While I try to gather my thoughts about what I’m going to write, tears well up in my eyes again. Usually I keep my feelings to myself, and that’s one of the reasons I haven’t written about this yet. It’s a bit scary to open my heart to a group of people I don’t know; the world wide web.
As most of you probably know, I’m a nature person and a big animal lover. Every animal is my “buddy” but of course my own animals are closer to my heart than other animals.
And that’s where it really hurts. It hurts when you have to miss a furry friend. And that’s why the tears are running down my face in a steady stream at the moment. I miss them, yes them. Because unfortunately I had to say my goodbyes to two of my big animal friends. Horse Dribbel and dog Butler.
I’ll spare you the details but in May of 2015 Dribbel unexpectedly took ill. Just colic we thought, not uncommon in horses. The vet came by numerous times but it didn’t get better. I even called the vet in a couple of times during the night for emergency visits. But nothing we tried worked. I had to let Dribbel go 3 days after he first got sick. It wasn’t fair for him any more, his body couldn’t handle it anymore and this couldn’t go on any longer. In that moment, you don’t have time ti think. It’s acting first and doing what is best for my horse friend. In hindsight I’m thinking “what if”. What if i tried other things, got the vet out even more, pushed even harder for different treatments? But rationally I know I tried everything possible. Nothing could have changed the outcome. And the choice I had to make was the only fair and right one I could have made for Dribbel.
I catch myself still talking about Dribbel when I speak of my horses. Then I’ll say “I’ll go give Adanto and Dribbel a carrot real quick” while that’s not the case anymore. Or I expect to see his stubborn head with his big bushy manes looking through the window in his stable. Whinnying because he wants to go outside and barely leaving the door in its hinges when I open it.
And now, almost a year later, his stable is no longer empty. There is a new furry friend who can call his stable his home and now has a place in my heart as well. His name is Iwan, and although he will never take Dribbel’s place to replace him, he has just as much right to be loved and taken care off as Dribbel had (and just like all my other animals have). I’ll write more about Iwan in another post, but believe me when I say he’s looking out of that window just as stubbornly as Dribbel always was.
If that wasn’t enough sadness and loss, I had to say goodbye to another big furry friend.
In October, 5 months to the date off Dribbel’s passing, the hard choice of letting go my big dog friend Butler had to be made. Butler was already 13 years old, nearly 14 and that’s pretty old for a big happy lab. His body couldn’t go on anymore, and his mind sometimes couldn’t either. He got a little dementia sometimes.

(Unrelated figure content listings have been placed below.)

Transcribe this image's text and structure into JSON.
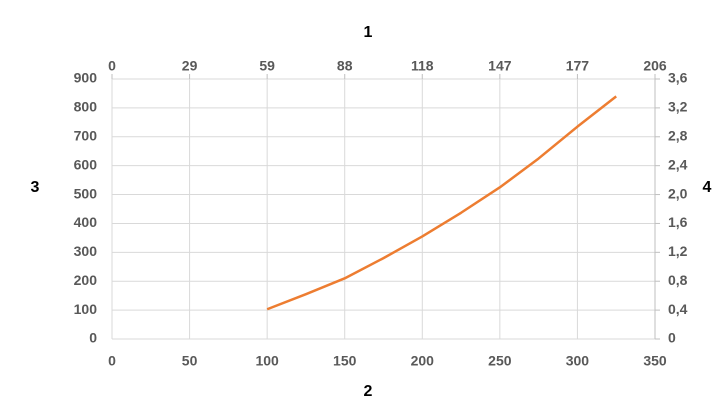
{
  "chart_data": {
    "type": "line",
    "x_top_label": "1",
    "x_label": "2",
    "y_label": "3",
    "y2_label": "4",
    "x": [
      100,
      125,
      150,
      175,
      200,
      225,
      250,
      275,
      300,
      325
    ],
    "series": [
      {
        "color": "#ed7d31",
        "values": [
          103,
          155,
          210,
          280,
          355,
          437,
          525,
          625,
          735,
          840
        ]
      }
    ],
    "xlim": [
      0,
      350
    ],
    "xticks": [
      0,
      50,
      100,
      150,
      200,
      250,
      300,
      350
    ],
    "x2lim": [
      0,
      206
    ],
    "x2ticks": [
      0,
      {
        "value": 29.43,
        "label": "29"
      },
      {
        "value": 58.86,
        "label": "59"
      },
      {
        "value": 88.29,
        "label": "88"
      },
      {
        "value": 117.71,
        "label": "118"
      },
      {
        "value": 147.14,
        "label": "147"
      },
      {
        "value": 176.57,
        "label": "177"
      },
      206
    ],
    "ylim": [
      0,
      900
    ],
    "yticks": [
      0,
      100,
      200,
      300,
      400,
      500,
      600,
      700,
      800,
      900
    ],
    "y2lim": [
      0,
      3.6
    ],
    "y2ticks": [
      0,
      {
        "value": 0.4,
        "label": "0,4"
      },
      {
        "value": 0.8,
        "label": "0,8"
      },
      {
        "value": 1.2,
        "label": "1,2"
      },
      {
        "value": 1.6,
        "label": "1,6"
      },
      {
        "value": 2.0,
        "label": "2,0"
      },
      {
        "value": 2.4,
        "label": "2,4"
      },
      {
        "value": 2.8,
        "label": "2,8"
      },
      {
        "value": 3.2,
        "label": "3,2"
      },
      {
        "value": 3.6,
        "label": "3,6"
      }
    ],
    "grid": true
  }
}
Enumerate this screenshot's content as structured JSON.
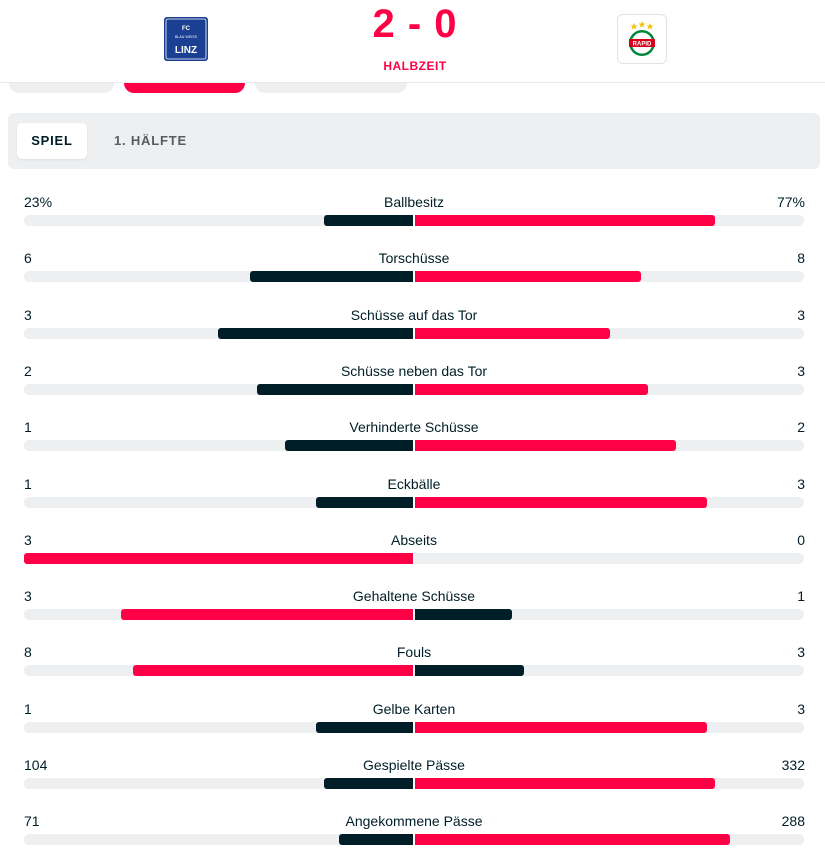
{
  "colors": {
    "accent": "#ff0046",
    "dark": "#001e28",
    "track": "#eeeff0"
  },
  "header": {
    "home_logo": {
      "icon": "fc-blau-weiss-linz-crest-icon",
      "text": "FC BLAU WEISS LINZ"
    },
    "away_logo": {
      "icon": "rapid-wien-crest-icon",
      "text": "RAPID"
    },
    "score": "2 - 0",
    "status": "HALBZEIT"
  },
  "tabs": [
    {
      "label": "SPIEL",
      "active": true
    },
    {
      "label": "1. HÄLFTE",
      "active": false
    }
  ],
  "stats": [
    {
      "label": "Ballbesitz",
      "home": "23%",
      "away": "77%",
      "home_share": 0.23,
      "away_share": 0.77,
      "leader": "away"
    },
    {
      "label": "Torschüsse",
      "home": "6",
      "away": "8",
      "home_share": 0.42,
      "away_share": 0.58,
      "leader": "away"
    },
    {
      "label": "Schüsse auf das Tor",
      "home": "3",
      "away": "3",
      "home_share": 0.5,
      "away_share": 0.5,
      "leader": "none"
    },
    {
      "label": "Schüsse neben das Tor",
      "home": "2",
      "away": "3",
      "home_share": 0.4,
      "away_share": 0.6,
      "leader": "away"
    },
    {
      "label": "Verhinderte Schüsse",
      "home": "1",
      "away": "2",
      "home_share": 0.33,
      "away_share": 0.67,
      "leader": "away"
    },
    {
      "label": "Eckbälle",
      "home": "1",
      "away": "3",
      "home_share": 0.25,
      "away_share": 0.75,
      "leader": "away"
    },
    {
      "label": "Abseits",
      "home": "3",
      "away": "0",
      "home_share": 1.0,
      "away_share": 0.0,
      "leader": "home"
    },
    {
      "label": "Gehaltene Schüsse",
      "home": "3",
      "away": "1",
      "home_share": 0.75,
      "away_share": 0.25,
      "leader": "home"
    },
    {
      "label": "Fouls",
      "home": "8",
      "away": "3",
      "home_share": 0.72,
      "away_share": 0.28,
      "leader": "home"
    },
    {
      "label": "Gelbe Karten",
      "home": "1",
      "away": "3",
      "home_share": 0.25,
      "away_share": 0.75,
      "leader": "away"
    },
    {
      "label": "Gespielte Pässe",
      "home": "104",
      "away": "332",
      "home_share": 0.23,
      "away_share": 0.77,
      "leader": "away"
    },
    {
      "label": "Angekommene Pässe",
      "home": "71",
      "away": "288",
      "home_share": 0.19,
      "away_share": 0.81,
      "leader": "away"
    }
  ]
}
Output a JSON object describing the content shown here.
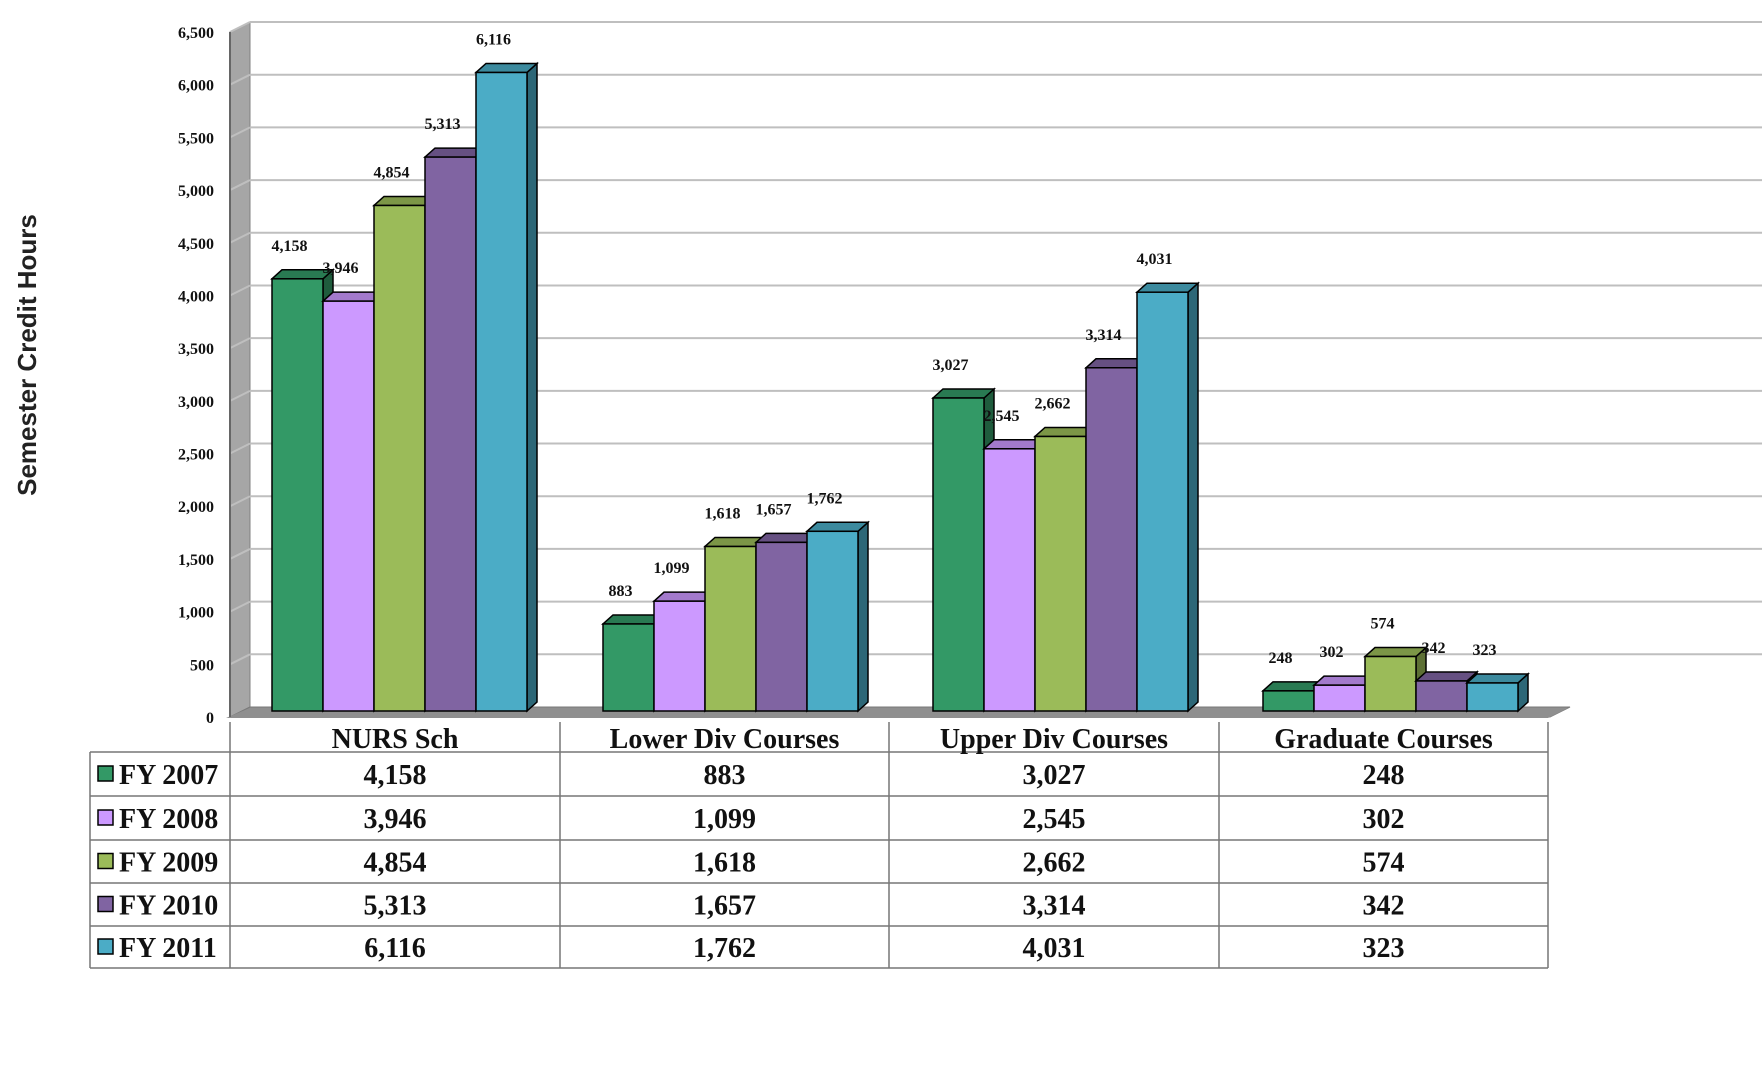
{
  "chart_data": {
    "type": "bar",
    "ylabel": "Semester Credit Hours",
    "ylim": [
      0,
      6500
    ],
    "yticks": [
      "0",
      "500",
      "1,000",
      "1,500",
      "2,000",
      "2,500",
      "3,000",
      "3,500",
      "4,000",
      "4,500",
      "5,000",
      "5,500",
      "6,000",
      "6,500"
    ],
    "categories": [
      "NURS Sch",
      "Lower Div Courses",
      "Upper Div Courses",
      "Graduate Courses"
    ],
    "series": [
      {
        "name": "FY 2007",
        "color": "#339966",
        "values": [
          4158,
          883,
          3027,
          248
        ],
        "labels": [
          "4,158",
          "883",
          "3,027",
          "248"
        ]
      },
      {
        "name": "FY 2008",
        "color": "#CC99FF",
        "values": [
          3946,
          1099,
          2545,
          302
        ],
        "labels": [
          "3,946",
          "1,099",
          "2,545",
          "302"
        ]
      },
      {
        "name": "FY 2009",
        "color": "#9BBB59",
        "values": [
          4854,
          1618,
          2662,
          574
        ],
        "labels": [
          "4,854",
          "1,618",
          "2,662",
          "574"
        ]
      },
      {
        "name": "FY 2010",
        "color": "#8064A2",
        "values": [
          5313,
          1657,
          3314,
          342
        ],
        "labels": [
          "5,313",
          "1,657",
          "3,314",
          "342"
        ]
      },
      {
        "name": "FY 2011",
        "color": "#4BACC6",
        "values": [
          6116,
          1762,
          4031,
          323
        ],
        "labels": [
          "6,116",
          "1,762",
          "4,031",
          "323"
        ]
      }
    ],
    "grid": true,
    "legend": "data-table-below"
  }
}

I grew up as a teenager with Butler being a puppy and he was best friends with Dribbel. They really loved to play together. The house is empty without him and I miss him when I go take care of Adanto and Iwan. He would happily wait at the gate until I got back, or if he got the chance he would quickly jump in the mud.
Sometimes I think “ooh I have to go walk Butler” while right after that I think “oh I don’t need to do that any more”.
And as crazy and contradictory as it might sound, you get used to it in a way. I still miss him very much and the house is very empty without him, but at the same time the missing is something you get used to. The feeling of an empty house stays, but it changes. It’s not easy to explain feelings because they don’t always translate very well to text, but if you ever had a furry friend you loved very much you probably know what I mean.
For some people this might all sound a bit dramatic. But I was raised with the idea that animals become part of a family, an extra family member. Whether it’s a dog or a horse, they become family. That’s what I grew up with. Animals are a responsibility, a dedication that you have to take when you take in an animal and one in which you always have to think of the welfare of the animal.
This also means you have to make tough decisions to let a friend go. It’s the down side of having animal family. So when living becomes suffering (in whichever way) you have to make that choice. In situations like that it generally isn’t too soon, but you can be too late sometimes and that’s not something anyone should want.
Loving is also letting go. And while the pain is still in my heart and I still morn their loss, in that same place there is a lot of love, beautiful memories and gratefulness that I had the privilege to get to know Dribbel and Butler and was able to call them family. I will never forget them. And with love and gratefulness I will always think back to them.
Things are OK now, they are no longer in pain and hopefully they found each other after crossing the rainbow bridge.